O crime aconteceu no dia 6 de junho de 2018

COMUNICAÇÃO TJ

7 de Fevereiro de 2019 às 09:45

FEMINICÍDIO: Vai a júri acusado de matar acadêmica e esconder o corpo em uma fossa

FOTO: (Divulgação)

Jorge Martins acusado de matar Sílvia Santos de Souza por asfixia será submetido a julgamento no Tribunal do Júri amanhã, 7 de fevereiro de 2019, no Fórum Criminal da Comarca de Porto Velho.

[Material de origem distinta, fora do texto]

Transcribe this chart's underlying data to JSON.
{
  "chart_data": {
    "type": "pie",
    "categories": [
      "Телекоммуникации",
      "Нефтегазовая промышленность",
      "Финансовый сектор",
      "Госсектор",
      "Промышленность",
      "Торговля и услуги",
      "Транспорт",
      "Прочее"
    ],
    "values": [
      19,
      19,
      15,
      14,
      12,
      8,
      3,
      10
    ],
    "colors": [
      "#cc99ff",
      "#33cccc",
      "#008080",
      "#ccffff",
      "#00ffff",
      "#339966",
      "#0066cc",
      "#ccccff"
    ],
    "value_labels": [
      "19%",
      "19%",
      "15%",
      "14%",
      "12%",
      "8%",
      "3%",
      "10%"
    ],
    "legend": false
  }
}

O juiz José Gonçalves da Silva Filho, da 2ª Vara do Tribunal do Júri de Porto Velho, pronunciou Jorge, conhecido por “Ceará” pelo crime de feminicídio.

 

De acordo com a sentença, o crime aconteceu no dia 6 de junho de 2018, na chácara de Jorge. Silvia teria ido ao local para se encontrarem como de costume. Ele e a vítima mantinha uma relação extraconjugal há quatro anos. Neste dia, tiveram uma discussão, quando ele tentou agredi-la fisicamente.

 

 

 

 

Silvia correu até a rua pedindo socorro, porém Jorge conseguiu alcança-la e trazê-la de volta para a residência, momento que a esganou, causando a sua morte. Posteriormente pegou uma faca e passou a golpeá-la.

 

Logo após a prática do homicídio Jorge amarrou uma corda no corpo da vítima e jogou em uma fossa seca, disfarçando com lona e capim seco. O cadáver da vítima somente foi encontrado quando o filho de Jorge foi até a polícia e informou que seu pai teria confidenciado o crime. O réu não nega que tenha matado a vítima, mas alega legítima defesa

 

 

Feminicídio

 

O magistrado destaca que o simples fato de a vítima manter um relacionamento extraconjugal com o réu, por aproximadamente quatro anos e do crime ter decorrido, em tese, de desentendimento amoroso e ciúmes, basta para que a qualificadora (feminicídio) seja admitida, cabendo aos jurados uma análise detalhada no caso concreto.

 

A qualificadora do feminicídio, prevista no art. 121, § 2º, inc. VI, § 2º-A, inc. I, do Código Penal, conceitua como uma das razões da condição de sexo feminino quando o crime envolver violência doméstica e familiar, e por isso, deve ser submetida a julgamento pelo Conselho de Sentença.